Inheriting 401K from Sister
Dear Ms. Savage,
My sister and I inherited (50%/50%) our older sister’s Fidelity 401K. She passed away 12/23 and was 69. She was still working at the time. I was 67 and my younger sister was 56 at the time of her passing. From what I read, we can take a lumpsum distribution, roll it over into an IRA, or keep it in the 401K. When speaking with Fidelity, we were told we were required to do a rollover into a separate IRA and then do a lump sum distribution from that account. I am confused and not comfortable paying all those taxes. Regarding the 10 year rule – I am under the impression that we are required to withdrawal on an annual basis. Or completely withdraw everything by the 10th year. Because on our ages, do the rules apply to both my younger sister and me the same way? Or since I am 68 can I wait to begin withdrawing the funds?

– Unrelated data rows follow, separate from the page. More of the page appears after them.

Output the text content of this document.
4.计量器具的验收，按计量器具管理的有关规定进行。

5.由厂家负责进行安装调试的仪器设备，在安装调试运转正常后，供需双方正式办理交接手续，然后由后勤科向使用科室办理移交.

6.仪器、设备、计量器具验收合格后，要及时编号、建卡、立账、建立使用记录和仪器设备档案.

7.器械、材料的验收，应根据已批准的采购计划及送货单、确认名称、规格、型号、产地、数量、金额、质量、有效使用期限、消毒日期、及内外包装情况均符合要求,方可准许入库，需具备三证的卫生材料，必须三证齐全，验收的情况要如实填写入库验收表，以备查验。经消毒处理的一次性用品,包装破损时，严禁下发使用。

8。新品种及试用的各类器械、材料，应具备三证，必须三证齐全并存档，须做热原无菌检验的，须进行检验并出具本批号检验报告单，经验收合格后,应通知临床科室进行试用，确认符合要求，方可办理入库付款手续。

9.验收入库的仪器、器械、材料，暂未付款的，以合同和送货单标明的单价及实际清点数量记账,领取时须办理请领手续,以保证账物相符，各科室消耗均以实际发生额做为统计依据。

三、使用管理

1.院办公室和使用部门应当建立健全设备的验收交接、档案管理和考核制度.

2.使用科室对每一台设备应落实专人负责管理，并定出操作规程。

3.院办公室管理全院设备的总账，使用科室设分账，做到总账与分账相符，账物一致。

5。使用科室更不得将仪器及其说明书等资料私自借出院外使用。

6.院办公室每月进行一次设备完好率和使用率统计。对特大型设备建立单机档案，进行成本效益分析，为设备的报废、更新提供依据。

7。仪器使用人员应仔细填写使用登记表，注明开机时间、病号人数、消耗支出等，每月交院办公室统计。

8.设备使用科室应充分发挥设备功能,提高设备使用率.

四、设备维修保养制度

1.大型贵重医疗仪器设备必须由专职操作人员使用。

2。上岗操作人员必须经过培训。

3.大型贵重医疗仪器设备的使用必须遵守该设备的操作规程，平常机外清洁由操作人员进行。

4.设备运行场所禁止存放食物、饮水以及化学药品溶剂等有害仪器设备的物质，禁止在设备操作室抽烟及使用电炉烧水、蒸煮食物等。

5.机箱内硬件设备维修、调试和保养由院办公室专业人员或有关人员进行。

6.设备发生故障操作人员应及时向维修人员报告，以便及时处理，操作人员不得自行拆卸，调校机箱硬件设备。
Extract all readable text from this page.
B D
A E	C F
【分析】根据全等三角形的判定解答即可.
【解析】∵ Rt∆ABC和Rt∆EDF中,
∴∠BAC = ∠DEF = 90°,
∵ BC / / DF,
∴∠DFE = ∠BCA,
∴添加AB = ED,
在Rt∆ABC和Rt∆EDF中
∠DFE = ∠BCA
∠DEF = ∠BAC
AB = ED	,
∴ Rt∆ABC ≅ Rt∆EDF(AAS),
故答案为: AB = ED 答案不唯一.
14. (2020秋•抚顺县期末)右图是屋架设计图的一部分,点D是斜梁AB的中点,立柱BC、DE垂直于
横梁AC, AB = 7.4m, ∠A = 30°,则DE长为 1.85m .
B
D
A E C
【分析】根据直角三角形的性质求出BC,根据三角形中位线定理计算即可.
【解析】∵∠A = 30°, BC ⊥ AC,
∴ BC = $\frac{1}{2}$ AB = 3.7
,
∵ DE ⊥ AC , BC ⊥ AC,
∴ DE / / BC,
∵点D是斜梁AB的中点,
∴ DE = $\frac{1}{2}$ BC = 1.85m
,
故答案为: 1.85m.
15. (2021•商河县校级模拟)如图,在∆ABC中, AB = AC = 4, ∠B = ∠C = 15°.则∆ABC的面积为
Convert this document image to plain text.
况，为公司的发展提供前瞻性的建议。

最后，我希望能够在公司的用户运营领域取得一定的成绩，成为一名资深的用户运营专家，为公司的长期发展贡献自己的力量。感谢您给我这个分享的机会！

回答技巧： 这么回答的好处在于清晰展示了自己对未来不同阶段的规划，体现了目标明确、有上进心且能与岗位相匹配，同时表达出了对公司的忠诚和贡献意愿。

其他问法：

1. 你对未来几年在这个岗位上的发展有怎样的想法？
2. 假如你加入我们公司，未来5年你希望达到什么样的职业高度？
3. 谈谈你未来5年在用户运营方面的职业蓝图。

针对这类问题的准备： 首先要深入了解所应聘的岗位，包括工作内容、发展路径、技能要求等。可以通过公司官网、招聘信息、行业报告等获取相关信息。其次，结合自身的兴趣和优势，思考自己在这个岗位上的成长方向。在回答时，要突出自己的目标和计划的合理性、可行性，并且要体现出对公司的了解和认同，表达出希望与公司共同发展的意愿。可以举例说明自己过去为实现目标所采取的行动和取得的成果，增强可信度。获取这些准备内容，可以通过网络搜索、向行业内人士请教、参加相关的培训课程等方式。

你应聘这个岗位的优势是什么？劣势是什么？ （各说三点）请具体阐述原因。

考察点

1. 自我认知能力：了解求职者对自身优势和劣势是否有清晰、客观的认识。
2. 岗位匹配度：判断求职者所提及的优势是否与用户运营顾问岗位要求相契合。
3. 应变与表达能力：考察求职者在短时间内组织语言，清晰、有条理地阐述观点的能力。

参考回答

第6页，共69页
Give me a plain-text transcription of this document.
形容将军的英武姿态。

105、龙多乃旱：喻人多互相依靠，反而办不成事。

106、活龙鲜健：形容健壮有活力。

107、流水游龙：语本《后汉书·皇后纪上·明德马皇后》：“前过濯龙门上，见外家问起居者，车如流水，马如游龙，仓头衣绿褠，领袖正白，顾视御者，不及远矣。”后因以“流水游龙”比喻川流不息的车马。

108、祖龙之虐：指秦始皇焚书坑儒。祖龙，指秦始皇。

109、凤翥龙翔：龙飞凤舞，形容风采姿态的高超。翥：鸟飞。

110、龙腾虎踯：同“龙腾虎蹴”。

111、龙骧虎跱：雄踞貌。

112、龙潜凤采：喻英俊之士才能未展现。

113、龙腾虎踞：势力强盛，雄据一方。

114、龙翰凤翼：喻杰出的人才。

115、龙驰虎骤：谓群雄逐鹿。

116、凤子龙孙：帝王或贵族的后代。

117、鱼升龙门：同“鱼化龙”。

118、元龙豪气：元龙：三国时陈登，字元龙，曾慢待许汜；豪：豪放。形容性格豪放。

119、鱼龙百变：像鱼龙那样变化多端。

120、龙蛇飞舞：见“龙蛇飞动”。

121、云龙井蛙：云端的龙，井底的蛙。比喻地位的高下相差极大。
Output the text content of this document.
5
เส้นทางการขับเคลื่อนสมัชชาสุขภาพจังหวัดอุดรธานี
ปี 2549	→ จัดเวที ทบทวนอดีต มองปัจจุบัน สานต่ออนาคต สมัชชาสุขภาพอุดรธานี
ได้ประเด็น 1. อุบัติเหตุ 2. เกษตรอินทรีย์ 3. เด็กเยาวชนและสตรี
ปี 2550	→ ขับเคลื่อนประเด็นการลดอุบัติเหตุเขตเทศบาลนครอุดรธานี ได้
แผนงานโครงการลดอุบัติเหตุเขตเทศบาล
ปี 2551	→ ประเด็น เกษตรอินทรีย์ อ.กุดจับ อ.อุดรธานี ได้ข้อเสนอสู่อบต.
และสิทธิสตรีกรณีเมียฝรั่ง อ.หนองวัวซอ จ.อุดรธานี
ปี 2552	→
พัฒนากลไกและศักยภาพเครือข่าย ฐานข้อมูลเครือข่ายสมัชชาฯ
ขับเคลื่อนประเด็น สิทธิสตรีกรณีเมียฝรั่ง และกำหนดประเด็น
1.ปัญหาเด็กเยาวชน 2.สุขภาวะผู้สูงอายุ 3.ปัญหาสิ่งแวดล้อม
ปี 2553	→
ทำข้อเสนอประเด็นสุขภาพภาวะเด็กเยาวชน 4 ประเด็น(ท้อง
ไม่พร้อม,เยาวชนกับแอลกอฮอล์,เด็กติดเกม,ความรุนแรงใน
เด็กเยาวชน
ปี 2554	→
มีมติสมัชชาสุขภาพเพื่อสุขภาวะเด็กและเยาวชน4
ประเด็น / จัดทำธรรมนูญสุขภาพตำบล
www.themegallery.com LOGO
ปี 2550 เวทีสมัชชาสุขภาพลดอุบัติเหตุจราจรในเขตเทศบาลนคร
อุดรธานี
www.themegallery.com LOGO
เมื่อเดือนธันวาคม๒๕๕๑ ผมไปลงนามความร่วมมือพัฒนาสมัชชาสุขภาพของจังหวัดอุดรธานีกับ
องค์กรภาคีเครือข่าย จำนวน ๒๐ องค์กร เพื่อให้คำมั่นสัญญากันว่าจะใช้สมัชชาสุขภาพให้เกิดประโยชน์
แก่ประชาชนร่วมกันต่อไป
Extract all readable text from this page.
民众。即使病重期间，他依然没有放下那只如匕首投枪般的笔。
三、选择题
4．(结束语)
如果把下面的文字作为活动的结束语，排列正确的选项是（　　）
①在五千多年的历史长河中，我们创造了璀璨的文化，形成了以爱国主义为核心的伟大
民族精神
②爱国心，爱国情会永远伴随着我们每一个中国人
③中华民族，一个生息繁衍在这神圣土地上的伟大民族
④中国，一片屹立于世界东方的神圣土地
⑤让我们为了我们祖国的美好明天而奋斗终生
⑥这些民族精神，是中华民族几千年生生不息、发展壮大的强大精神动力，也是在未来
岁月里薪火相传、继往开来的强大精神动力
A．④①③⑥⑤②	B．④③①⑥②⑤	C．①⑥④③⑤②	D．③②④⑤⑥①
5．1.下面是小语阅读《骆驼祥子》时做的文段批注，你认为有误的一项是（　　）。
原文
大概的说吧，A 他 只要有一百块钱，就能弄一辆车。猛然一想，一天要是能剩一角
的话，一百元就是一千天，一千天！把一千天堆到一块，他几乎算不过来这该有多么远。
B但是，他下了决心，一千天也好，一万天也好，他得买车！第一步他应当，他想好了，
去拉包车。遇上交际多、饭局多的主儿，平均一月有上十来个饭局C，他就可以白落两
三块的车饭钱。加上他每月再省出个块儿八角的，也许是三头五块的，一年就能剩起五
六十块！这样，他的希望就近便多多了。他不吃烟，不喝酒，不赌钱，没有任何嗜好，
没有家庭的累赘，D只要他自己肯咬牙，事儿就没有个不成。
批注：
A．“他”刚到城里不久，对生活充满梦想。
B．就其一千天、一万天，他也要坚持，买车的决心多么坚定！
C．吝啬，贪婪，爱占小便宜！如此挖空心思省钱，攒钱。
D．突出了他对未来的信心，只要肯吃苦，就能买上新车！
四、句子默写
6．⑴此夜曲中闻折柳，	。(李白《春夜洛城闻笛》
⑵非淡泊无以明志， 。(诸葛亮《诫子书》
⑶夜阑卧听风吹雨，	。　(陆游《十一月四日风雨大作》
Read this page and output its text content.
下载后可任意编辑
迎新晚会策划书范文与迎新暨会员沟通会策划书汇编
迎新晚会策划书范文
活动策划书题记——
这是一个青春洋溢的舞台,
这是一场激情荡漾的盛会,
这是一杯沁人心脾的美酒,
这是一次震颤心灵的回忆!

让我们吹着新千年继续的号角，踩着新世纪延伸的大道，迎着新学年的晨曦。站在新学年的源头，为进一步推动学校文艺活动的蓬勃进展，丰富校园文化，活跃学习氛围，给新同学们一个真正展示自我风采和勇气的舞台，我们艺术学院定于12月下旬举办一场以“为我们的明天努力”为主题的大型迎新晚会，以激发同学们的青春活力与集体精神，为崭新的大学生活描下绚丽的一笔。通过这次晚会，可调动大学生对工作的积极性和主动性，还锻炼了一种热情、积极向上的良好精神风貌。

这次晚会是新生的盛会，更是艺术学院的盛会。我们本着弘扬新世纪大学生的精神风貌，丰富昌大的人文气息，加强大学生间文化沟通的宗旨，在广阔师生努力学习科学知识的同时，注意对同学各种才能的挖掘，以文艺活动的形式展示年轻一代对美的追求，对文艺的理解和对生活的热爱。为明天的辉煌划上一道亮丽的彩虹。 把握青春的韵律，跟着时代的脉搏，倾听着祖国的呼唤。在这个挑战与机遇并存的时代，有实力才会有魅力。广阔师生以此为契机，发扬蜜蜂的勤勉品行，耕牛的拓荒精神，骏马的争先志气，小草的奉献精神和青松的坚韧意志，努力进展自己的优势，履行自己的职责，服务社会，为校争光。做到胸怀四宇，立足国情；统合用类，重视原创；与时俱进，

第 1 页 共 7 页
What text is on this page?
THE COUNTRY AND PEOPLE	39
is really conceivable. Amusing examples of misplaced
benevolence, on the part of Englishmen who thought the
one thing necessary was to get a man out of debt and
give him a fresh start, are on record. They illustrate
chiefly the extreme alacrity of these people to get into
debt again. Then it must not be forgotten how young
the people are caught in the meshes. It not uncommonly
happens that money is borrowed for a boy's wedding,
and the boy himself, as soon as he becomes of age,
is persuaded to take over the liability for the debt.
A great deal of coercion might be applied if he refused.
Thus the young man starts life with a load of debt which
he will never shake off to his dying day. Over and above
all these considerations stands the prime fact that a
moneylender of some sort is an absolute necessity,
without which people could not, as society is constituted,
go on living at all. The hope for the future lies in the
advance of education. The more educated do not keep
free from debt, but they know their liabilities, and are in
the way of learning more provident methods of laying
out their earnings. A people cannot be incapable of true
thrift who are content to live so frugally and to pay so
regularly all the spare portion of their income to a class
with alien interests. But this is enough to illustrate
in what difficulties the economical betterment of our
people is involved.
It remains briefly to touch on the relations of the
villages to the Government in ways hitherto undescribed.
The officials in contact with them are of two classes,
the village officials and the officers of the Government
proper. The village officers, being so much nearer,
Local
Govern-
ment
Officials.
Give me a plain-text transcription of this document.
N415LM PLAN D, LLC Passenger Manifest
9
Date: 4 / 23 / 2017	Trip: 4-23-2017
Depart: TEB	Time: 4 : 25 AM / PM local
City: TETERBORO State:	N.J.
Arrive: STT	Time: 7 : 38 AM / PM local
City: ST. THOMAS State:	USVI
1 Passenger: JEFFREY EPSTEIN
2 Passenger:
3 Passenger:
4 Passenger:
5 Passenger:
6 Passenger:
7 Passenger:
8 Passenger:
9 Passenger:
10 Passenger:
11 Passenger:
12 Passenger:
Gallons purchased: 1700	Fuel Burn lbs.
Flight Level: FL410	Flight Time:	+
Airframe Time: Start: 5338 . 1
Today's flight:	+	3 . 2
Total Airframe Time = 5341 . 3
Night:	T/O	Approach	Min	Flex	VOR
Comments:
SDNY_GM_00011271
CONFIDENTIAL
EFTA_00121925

I hope you can help me figure this out.
Thank you,
Ernest Vazquez
Terry Says
I can help! First, the company that employed your sister will require you to do a rollover to an inherited IRA — and Fidelity or Vanguard is a good place to start. In fact, you might each pick one of them, making it easier to keep your accounts separate in the future. They offer exactly the same opportunities and costs.
But you each need to contact the new custodian — Fidelity or Vanguard — and put them in touch with your employer’s HR department. They will divide the account in half — and put it all in cash, and move it per your directions.
THERE IS NO TAX INVOLVED IN THIS ROLLOVER!!!
Once at the new custodian, you’ll be asked how you want to invest your inherited IRA. At your ages, I’d suggest a mix of conservative stock funds and a very short term government bond fund and a money market account. You dont need to pay for advice on making this investment!
Since your sister had not been taking RMDs, you are not required to take an immediate RMD.
BUT each of you, for your own inherited IRA account, must withdraw the entire balance of the participant’s inherited IRA account by the end of the 10th year following the original owner’s death.
There will be no penalty even though your younger sister is under age 59-1/2 — BUT you must pay ordianry income taxes on the withdrawals.